Memmap Cache¶

The dnanet.data.cache package provides a lazy, memmap-backed disk cache for HIDDataset. It enables large datasets to be loaded without keeping all pixel data in RAM.

Layout¶

Each cache key maps to a directory containing:

File	Contents
`data.bin`	`(N, D, L)` int16 — fluorescence signal
`annotation.bin`	`(N, D, L)` int8 — scanpoint mask
`scaler.bin`	`(N, L)` float32 — base-pair mapping
`index.parquet`	N rows of path + sidecar keys
`panels.json`	Deduped adjusted panels
`alleles.json`	Deduped allele annotations
`shapes.json`	Row counts, array shapes, dtypes
`fingerprint.json`	SHA256 of sources + config
`manifest.jsonl`	Append-only writer log
`_COMPLETE`	Sentinel for successful write

Reader¶

from dnanet.data.cache.reader import IndexEntry, MemmapCacheReader

MemmapCacheReader opens memmaps lazily per-process (fork-safe for DataLoader workers).

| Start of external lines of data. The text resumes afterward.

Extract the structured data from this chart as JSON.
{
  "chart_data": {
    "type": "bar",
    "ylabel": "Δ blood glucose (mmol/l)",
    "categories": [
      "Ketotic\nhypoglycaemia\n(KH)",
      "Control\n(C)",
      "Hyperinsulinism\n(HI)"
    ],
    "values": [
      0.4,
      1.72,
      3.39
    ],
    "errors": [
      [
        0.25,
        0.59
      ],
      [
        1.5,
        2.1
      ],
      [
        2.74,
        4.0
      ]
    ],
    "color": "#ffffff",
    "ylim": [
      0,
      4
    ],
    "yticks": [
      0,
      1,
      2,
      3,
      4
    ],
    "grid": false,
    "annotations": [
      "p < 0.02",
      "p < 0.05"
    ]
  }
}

Use load_index() to read the index without touching pixel data, then get_row(idx) to retrieve (data, annotation, scaler) slices.

Writer¶

from dnanet.data.cache.writer import MemmapCacheWriter

MemmapCacheWriter appends rows to binary files and writes a JSONL manifest. On finalize(), the manifest is converted to index.parquet with deduped JSON sidecars.

Usage:

with MemmapCacheWriter(cache_dir) as writer:
    for image in images:
        writer.write(image)
    writer.finalize(config_payload, source_paths)

Fingerprinting¶

Two hashes are used:

key: 16-char hex derived from config only. Drives the cache directory name.
fingerprint: full SHA256 from config + source file contents. Stored inside the cache dir and validated on load.

Content-based validation (SHA256 of file contents) ensures cached datasets survive copies to NFS shares, mount point changes, and file renames.